At Halloween time, we try to make all things Orange to eat. I am not particularly good at this, other than the traditional orange icing, but Carrot cake is quite a nice one to make. The sound of the cake puts most kids off, but it’s yummy and soft, and moist (if I make it properly) – and if you call it Halloween Cake, then they LOVE it. Hence, we’ve renamed it, and we have Halloween Cake all year round!
Great for Vegetarians
Preparation and cooking 50mins
- 2 Eggs
- 4 tbsp Vegetable Oil
- 50g/2oz Brown Sugar
- 65g/1-1/2oz Plain Flour
- 65g/1-1/2oz Plain Wholemeal Flour
- 1 teasp Baking Powder
- 1 Carrot, grated
- 50g/2oz Raisins
- 50g/2oz Chopped Walnuts
1. Preheat the oven to 180C, 350F, Gas mark 4 and lightly grease and line the base of a 1kg/2lb loaf tin.

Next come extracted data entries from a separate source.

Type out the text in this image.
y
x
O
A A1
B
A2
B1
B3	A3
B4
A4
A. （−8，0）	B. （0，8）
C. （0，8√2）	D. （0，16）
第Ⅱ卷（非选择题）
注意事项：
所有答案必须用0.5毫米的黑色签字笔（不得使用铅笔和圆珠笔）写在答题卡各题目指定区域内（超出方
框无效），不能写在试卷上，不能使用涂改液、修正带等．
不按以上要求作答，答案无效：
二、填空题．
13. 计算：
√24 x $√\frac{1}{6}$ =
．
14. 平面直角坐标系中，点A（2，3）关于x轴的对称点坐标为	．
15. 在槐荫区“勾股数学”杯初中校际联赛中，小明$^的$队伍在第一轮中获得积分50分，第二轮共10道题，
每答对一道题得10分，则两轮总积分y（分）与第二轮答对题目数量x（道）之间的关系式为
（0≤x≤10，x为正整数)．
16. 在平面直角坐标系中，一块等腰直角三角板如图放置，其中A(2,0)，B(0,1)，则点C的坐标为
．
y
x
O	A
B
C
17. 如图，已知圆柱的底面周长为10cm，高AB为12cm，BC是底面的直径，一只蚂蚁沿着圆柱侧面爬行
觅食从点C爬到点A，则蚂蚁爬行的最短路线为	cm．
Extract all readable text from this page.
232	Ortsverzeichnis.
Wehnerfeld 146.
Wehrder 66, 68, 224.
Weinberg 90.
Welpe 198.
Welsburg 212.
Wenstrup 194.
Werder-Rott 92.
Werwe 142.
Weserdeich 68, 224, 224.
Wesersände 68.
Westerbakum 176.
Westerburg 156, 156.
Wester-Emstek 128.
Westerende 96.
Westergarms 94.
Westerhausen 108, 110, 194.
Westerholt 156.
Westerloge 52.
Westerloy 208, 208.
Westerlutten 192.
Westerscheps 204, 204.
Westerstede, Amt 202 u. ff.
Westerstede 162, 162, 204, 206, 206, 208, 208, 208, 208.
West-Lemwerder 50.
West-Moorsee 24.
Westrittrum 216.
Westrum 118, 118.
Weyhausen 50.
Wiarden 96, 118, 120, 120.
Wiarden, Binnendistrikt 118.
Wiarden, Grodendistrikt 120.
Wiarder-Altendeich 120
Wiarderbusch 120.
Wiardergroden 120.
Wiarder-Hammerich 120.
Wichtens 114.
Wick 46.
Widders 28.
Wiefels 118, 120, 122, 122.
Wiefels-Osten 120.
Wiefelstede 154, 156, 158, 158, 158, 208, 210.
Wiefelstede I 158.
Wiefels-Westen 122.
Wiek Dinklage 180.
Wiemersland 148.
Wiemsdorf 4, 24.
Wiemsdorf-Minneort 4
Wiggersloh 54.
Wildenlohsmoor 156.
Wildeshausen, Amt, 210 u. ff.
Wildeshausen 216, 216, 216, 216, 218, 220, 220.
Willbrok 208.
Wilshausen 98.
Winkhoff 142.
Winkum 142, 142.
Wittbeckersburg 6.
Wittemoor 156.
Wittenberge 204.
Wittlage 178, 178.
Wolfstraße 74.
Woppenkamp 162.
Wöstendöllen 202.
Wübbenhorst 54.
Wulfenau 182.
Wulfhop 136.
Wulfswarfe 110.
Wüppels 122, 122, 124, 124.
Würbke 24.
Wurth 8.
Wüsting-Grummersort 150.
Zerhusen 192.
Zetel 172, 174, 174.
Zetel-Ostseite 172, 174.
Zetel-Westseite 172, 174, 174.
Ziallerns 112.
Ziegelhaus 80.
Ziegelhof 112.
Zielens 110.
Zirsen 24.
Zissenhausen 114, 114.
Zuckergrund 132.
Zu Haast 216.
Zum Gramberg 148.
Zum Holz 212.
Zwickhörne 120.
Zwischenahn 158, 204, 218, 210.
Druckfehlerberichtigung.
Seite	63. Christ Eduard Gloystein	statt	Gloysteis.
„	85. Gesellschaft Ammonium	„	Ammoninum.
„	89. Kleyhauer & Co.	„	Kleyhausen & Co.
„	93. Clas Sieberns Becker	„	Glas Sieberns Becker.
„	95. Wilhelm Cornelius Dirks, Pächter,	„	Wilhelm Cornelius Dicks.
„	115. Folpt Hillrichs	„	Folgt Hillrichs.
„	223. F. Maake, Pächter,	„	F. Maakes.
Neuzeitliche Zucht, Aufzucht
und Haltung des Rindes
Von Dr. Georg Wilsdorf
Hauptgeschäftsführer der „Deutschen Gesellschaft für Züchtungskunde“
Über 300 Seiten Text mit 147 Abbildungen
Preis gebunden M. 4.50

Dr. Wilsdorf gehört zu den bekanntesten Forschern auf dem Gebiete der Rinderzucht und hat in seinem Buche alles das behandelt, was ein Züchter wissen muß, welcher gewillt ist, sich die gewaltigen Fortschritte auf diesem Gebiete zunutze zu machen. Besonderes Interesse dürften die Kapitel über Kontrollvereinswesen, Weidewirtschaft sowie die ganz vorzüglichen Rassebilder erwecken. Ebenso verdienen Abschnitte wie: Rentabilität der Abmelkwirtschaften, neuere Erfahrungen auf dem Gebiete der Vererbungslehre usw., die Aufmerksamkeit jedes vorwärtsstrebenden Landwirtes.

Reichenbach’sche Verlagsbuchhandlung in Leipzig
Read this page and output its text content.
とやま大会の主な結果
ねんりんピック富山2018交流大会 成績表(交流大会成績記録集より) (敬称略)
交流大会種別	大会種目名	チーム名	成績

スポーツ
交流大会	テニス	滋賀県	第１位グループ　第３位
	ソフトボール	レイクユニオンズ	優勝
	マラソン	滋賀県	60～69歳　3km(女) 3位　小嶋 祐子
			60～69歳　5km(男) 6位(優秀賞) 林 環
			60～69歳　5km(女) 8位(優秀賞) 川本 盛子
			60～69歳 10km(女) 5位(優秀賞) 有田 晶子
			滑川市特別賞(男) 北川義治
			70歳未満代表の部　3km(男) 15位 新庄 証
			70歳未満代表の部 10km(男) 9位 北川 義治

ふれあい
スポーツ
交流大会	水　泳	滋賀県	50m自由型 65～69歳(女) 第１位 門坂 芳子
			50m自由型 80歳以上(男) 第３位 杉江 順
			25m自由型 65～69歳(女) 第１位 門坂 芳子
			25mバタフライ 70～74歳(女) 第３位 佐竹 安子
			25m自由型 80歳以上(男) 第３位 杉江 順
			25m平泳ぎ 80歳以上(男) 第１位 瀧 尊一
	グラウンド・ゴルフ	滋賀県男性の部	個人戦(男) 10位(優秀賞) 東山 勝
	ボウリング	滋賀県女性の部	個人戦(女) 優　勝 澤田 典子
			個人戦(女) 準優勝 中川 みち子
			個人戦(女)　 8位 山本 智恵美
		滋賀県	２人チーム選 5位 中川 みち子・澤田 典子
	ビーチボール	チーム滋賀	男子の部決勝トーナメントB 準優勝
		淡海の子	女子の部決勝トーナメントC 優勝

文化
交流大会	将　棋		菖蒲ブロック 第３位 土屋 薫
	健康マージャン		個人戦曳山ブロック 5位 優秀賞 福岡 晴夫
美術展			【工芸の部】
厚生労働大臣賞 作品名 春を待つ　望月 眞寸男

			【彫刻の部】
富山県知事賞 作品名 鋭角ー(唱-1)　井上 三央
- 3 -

2. Place the eggs, oil and sugar in a bowl and beat until smooth. Fold the flours and baking powder into the creamed mixture then stir in the carrot, raisins and walnuts.
3. Spoon the mixture into the prepared tin and bake for 30 minutes or until a skewer inserted in the centre comes out clean.
4. Remove from the oven and leave for a few minutes, then turn out on to a wire rack to cool completely. If you don’t have a wire rack, use one of the shelves from your oven.